Problem about learning parameters

JohnYu · Post by **JohnYu** » Fri May 16, 2008 3:50 am

Hi,
I just start your jsmile and have a question about EM learning parameters.

My bn have 3 ondes "a", "b" and "c".
There are two arcs, "a" -> "c" and "b" ->"c".
"a" has 3 states, "a0", "a1", "a2".
"b" has 4 states "b0", "b1", "b2", "b3", "b4".
"c" has 2 states "c0", "c1".

The following is the training data:
c, a, b
c1, a2, b1
c0, a1, b4
c0, a0, b2
c1, a2, b4
c1, a1, b4

Now I want to know P(c=c1 | a=a1, b=b2) = ?
According to my thoughts, we can get this by:
P(c=c1, a=a1, b=b2)/P(a=a1, b=b2)
in the training data.

But either P(c=c1, a=a1, b=b2)=0 or P(a=a1, b=b)=0.
So I think the value, P(c=c1 | a=a1, b=b2), is unknown.
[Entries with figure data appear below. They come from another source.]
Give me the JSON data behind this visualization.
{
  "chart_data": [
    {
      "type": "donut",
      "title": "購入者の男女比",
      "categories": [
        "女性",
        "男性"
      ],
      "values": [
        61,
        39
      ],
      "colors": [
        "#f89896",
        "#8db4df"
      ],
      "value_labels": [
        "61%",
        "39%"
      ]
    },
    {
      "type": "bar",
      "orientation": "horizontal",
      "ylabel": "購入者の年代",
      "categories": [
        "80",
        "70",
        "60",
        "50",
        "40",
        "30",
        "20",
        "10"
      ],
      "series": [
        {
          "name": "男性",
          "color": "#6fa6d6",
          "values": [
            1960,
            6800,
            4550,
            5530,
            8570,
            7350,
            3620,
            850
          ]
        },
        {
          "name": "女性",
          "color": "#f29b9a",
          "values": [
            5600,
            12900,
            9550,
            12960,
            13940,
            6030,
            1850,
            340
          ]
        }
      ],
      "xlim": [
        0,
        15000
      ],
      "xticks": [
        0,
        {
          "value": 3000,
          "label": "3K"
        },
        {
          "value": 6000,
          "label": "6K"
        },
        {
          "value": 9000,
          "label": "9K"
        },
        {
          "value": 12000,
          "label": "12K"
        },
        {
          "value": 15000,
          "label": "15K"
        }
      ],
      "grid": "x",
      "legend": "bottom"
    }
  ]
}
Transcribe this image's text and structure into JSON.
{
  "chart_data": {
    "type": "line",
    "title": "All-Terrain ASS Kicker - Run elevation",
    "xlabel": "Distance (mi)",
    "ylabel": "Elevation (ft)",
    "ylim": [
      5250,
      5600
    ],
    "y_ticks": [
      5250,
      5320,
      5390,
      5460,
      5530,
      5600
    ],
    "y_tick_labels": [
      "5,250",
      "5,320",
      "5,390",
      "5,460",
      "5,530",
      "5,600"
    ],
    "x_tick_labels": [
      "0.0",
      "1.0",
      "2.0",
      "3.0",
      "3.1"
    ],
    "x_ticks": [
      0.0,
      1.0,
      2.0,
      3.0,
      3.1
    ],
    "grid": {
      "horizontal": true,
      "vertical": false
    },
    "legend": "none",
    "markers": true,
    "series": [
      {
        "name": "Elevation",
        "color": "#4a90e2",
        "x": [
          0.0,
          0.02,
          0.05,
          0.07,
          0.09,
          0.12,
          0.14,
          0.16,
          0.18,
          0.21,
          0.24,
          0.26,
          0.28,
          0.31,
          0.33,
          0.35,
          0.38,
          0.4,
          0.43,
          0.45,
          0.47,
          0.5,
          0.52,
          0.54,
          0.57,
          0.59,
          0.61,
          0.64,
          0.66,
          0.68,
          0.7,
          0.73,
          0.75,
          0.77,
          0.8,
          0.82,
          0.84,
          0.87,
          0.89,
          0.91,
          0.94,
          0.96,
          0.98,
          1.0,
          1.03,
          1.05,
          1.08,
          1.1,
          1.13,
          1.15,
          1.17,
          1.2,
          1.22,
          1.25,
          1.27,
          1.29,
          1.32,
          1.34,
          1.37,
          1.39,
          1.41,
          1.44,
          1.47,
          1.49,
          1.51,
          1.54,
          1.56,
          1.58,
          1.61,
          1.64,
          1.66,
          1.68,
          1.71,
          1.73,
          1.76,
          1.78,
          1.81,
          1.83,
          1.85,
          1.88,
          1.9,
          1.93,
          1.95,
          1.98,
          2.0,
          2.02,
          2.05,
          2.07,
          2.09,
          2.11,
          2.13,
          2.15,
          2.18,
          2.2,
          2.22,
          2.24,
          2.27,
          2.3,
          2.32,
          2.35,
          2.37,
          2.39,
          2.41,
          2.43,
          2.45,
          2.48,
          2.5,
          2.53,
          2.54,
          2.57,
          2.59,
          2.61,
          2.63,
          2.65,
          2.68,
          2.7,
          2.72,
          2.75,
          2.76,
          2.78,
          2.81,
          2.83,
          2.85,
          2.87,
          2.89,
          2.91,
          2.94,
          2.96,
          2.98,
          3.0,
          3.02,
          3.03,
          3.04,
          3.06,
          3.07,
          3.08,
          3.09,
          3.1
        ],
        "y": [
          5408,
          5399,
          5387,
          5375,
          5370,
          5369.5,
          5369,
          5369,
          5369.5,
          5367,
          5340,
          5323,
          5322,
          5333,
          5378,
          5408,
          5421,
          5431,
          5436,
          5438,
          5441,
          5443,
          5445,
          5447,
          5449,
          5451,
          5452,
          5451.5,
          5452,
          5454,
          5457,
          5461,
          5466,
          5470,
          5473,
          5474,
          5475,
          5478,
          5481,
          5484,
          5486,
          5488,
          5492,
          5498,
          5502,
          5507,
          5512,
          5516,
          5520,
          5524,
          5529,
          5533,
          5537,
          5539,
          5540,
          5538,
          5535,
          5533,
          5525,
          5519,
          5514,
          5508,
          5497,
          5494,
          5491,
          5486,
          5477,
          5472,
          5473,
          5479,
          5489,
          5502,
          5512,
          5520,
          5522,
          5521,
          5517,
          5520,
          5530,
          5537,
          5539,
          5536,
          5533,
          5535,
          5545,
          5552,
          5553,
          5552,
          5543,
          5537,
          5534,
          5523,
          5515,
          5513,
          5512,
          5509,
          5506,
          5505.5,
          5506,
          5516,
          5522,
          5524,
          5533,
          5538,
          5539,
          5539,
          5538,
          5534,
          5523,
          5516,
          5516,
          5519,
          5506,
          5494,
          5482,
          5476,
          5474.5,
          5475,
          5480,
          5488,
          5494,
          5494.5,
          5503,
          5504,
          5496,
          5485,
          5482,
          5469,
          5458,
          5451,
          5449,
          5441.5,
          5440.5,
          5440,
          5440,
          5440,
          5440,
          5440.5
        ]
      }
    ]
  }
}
While I use EM for learning parameters for the bn and training data, and inference P(c=c1 | a=a1, b=b2), I got the value but different for every training time(the same training data).

My question is: if my thought is correct, I should not get the value....
Can anyone please tell me why it generates the value and different for every training time?
Or my thought is wrong?

Thanks.

JohnYu · Post by **JohnYu** » Fri May 16, 2008 4:29 am

Hi,
I found the reason why it's differet for every training time.
Because I set randomize the parameters true first.
Maybe it's is a stupid question........

JohnYu · Post by **JohnYu** » Wed May 21, 2008 4:32 am

Hi,
My question is if the training set does not contain the data on some condition, such as P(c=c1, a=a1, b=b2) or P(a=a1, b=b2), we can not get the estimated value of P(c=c1 | a=a1, b=b2) in the conditional probability table of variable "c". How to deal with this problem?

mark · Post by **mark** » Wed May 21, 2008 7:23 pm

There is not much you can do when you don't have the data. In this case keeping the distributions prior to learning or assuming a uniform distribution may be reasonable.